Тот отрицательно качнул головой: темы исчерпаны. Антония поднялась, и Милош последовал ее примеру. Комиссар поблагодарила хозяина, но комплименты повисли в воздухе на середине фразы. Звякнул входной колокольчик.
– Вот и она, – просиял Канонье. – Счастлив, что ей удалось освободиться, я должен вас познакомить.
– О ком вы говорите, мэтр?
– О даме, что стоит за дверью.
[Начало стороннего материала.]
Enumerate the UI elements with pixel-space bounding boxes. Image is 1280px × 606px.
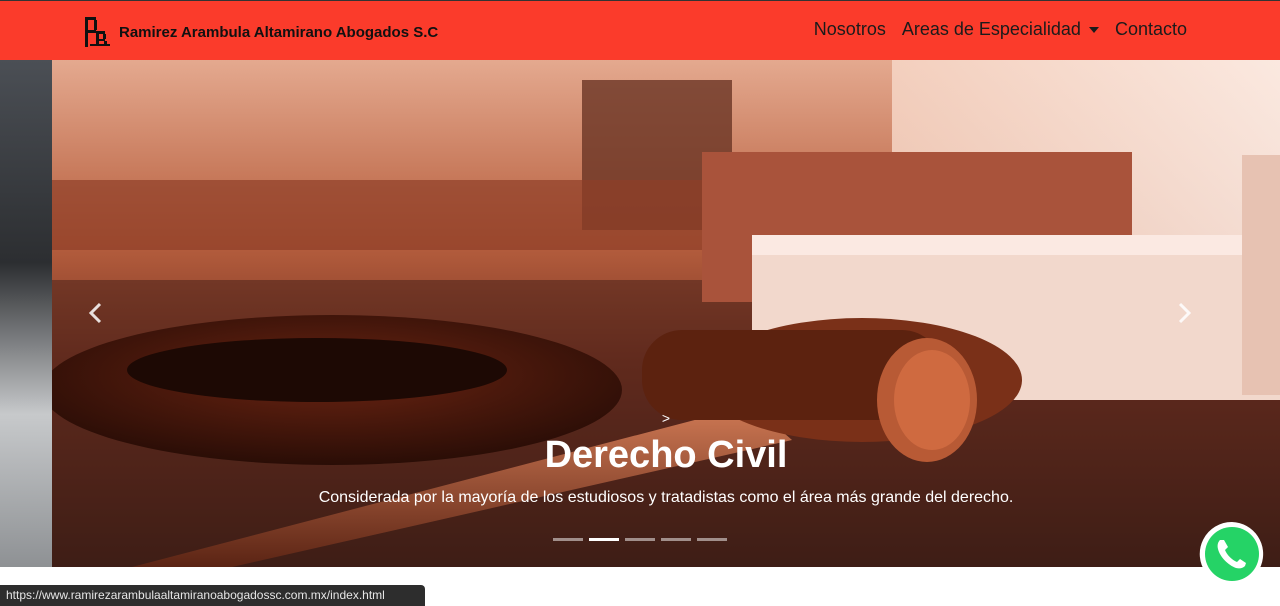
browser-status-bar: https://www.ramirezarambulaaltamiranoabo… bbox=[0, 585, 425, 606]
nav-label: Contacto bbox=[1114, 19, 1187, 39]
carousel-indicator[interactable] bbox=[697, 538, 727, 541]
dropdown-caret-icon bbox=[1088, 26, 1099, 33]
logo-icon bbox=[85, 17, 110, 47]
next-arrow-icon bbox=[1178, 302, 1192, 324]
nav-label: Nosotros bbox=[813, 19, 886, 39]
navbar: Ramirez Arambula Altamirano Abogados S.C… bbox=[0, 0, 1280, 60]
carousel-indicator[interactable] bbox=[589, 538, 619, 541]
carousel-indicator[interactable] bbox=[661, 538, 691, 541]
hero-carousel: > Derecho Civil Considerada por la mayor… bbox=[0, 60, 1280, 567]
previous-slide-preview bbox=[0, 60, 52, 567]
nav-item-contacto[interactable]: Contacto bbox=[1115, 19, 1187, 40]
nav-item-nosotros[interactable]: Nosotros bbox=[814, 19, 886, 40]
brand[interactable]: Ramirez Arambula Altamirano Abogados S.C bbox=[85, 17, 438, 47]
nav-label: Areas de Especialidad bbox=[901, 19, 1081, 39]
whatsapp-icon[interactable] bbox=[1196, 518, 1268, 590]
main-nav: Nosotros Areas de Especialidad Contacto bbox=[814, 19, 1187, 40]
caption-arrow: > bbox=[661, 410, 671, 426]
slide-title: Derecho Civil bbox=[544, 434, 788, 476]
carousel-indicator[interactable] bbox=[625, 538, 655, 541]
prev-arrow-icon bbox=[88, 302, 102, 324]
carousel-indicators bbox=[553, 538, 727, 541]
slide-description: Considerada por la mayoría de los estudi… bbox=[318, 489, 1014, 506]
carousel-indicator[interactable] bbox=[553, 538, 583, 541]
brand-name: Ramirez Arambula Altamirano Abogados S.C bbox=[119, 23, 439, 41]
carousel-next-button[interactable] bbox=[1169, 298, 1199, 328]
carousel-prev-button[interactable] bbox=[81, 298, 111, 328]
nav-item-areas-de-especialidad[interactable]: Areas de Especialidad bbox=[902, 19, 1099, 40]
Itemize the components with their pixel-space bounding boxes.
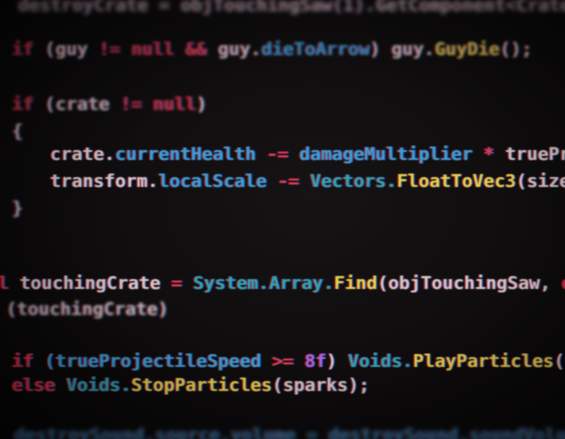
code-token: {	[12, 121, 23, 142]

Бывшем президенте ассоциации жертв трагедии «421». Ее единственная дочь погибла в пожаре.
Пусть о гостье полицейские узнали совсем немного – она вызвала самый живой интерес. По просьбе Канонье, лишенного возможности передвигаться, Милош бросился к входной двери. И несколько секунд спустя вернулся с женщиной. Высокого роста, стеснительная, бледноватая, неулыбчивая, разменявшая пятый десяток. Одета в неяркий плащ, светлые кудри скрыты беретом. На лице привычно жила печаль, в глазах редчайшего аметистового оттенка – неизбывная скорбь.
– Мой близкий друг мадам Люси Марсо – комиссар Арсан, лейтенант Машек, – отдал дань приличиям Канонье.
Гостья обняла адвоката, тот взял ее руки в свои и больше не отпускал. Антония и Милош переглянулись. По нежному прикосновению было видно – отношения явно выходили за рамки дружбы.
Наконец мадам Марсо нерешительно обратилась к полицейским:
– Приятно познакомиться. Юбер просил быть пораньше, но моя продавщица задержалась, а я не могла оставить магазин.
– Вы занимаетесь торговлей?
– Да, комиссар – держу небольшое заведение недалеко от храма Нотр-Дам-де-Фурвьер. Религиозные товары. – Дама порывисто протянула Арсан визитку. – Вот, на случай, если захотите связаться. Юбер предупредил, что вы расследуете дело клуба «421».
– Прости, дорогая, – перебил Канонье, – речь не идет о следствии в полном смысле слова. Комиссар наводит справки о трагедии без огласки. Я объясню тебе. – Легкий поклон в сторону Антонии. – С вашего разрешения, разумеется.
Руки Люси в ладонях Канонье дрожали. Отчаяния не скрыть: ее траур по дочери не окончен. С такой неизбывной болью в сердце, как суждено ей дожить остаток лет? Представить это себе Антония была не в силах.
– Охотно разрешаю, мадам имеет право знать.
– Спа… Спасибо, комиссар, – глухо выговорила Люси Марсо.- Если могу быть чем-то полезна, я в полном вашем распоряжении.
«Полезны быть можете, дорогая мадам. Но Жак верно говорит: не в присутствии адвоката».
– Посмотрим. Буду иметь в виду ваше предложение. Что ж, служба не ждет. Мы вас покидаем. Если станет известно хоть что-то, сообщу.
Разговор исчерпан – рассыпавшись в прощальных поклонах, полицейские покинули апартаменты.
Спускаясь по лестнице, Милош с сомнением спросил:
– Что думаете о нашем визите, патрон?
Антония набила трубку, пыхнула – довольная донельзя.
– Думаю, гусеница может обернуться бабочкой, когда захочет.
– Хм… А что сейчас?
– Едем в Ля Домб, мог бы и сам сообразить.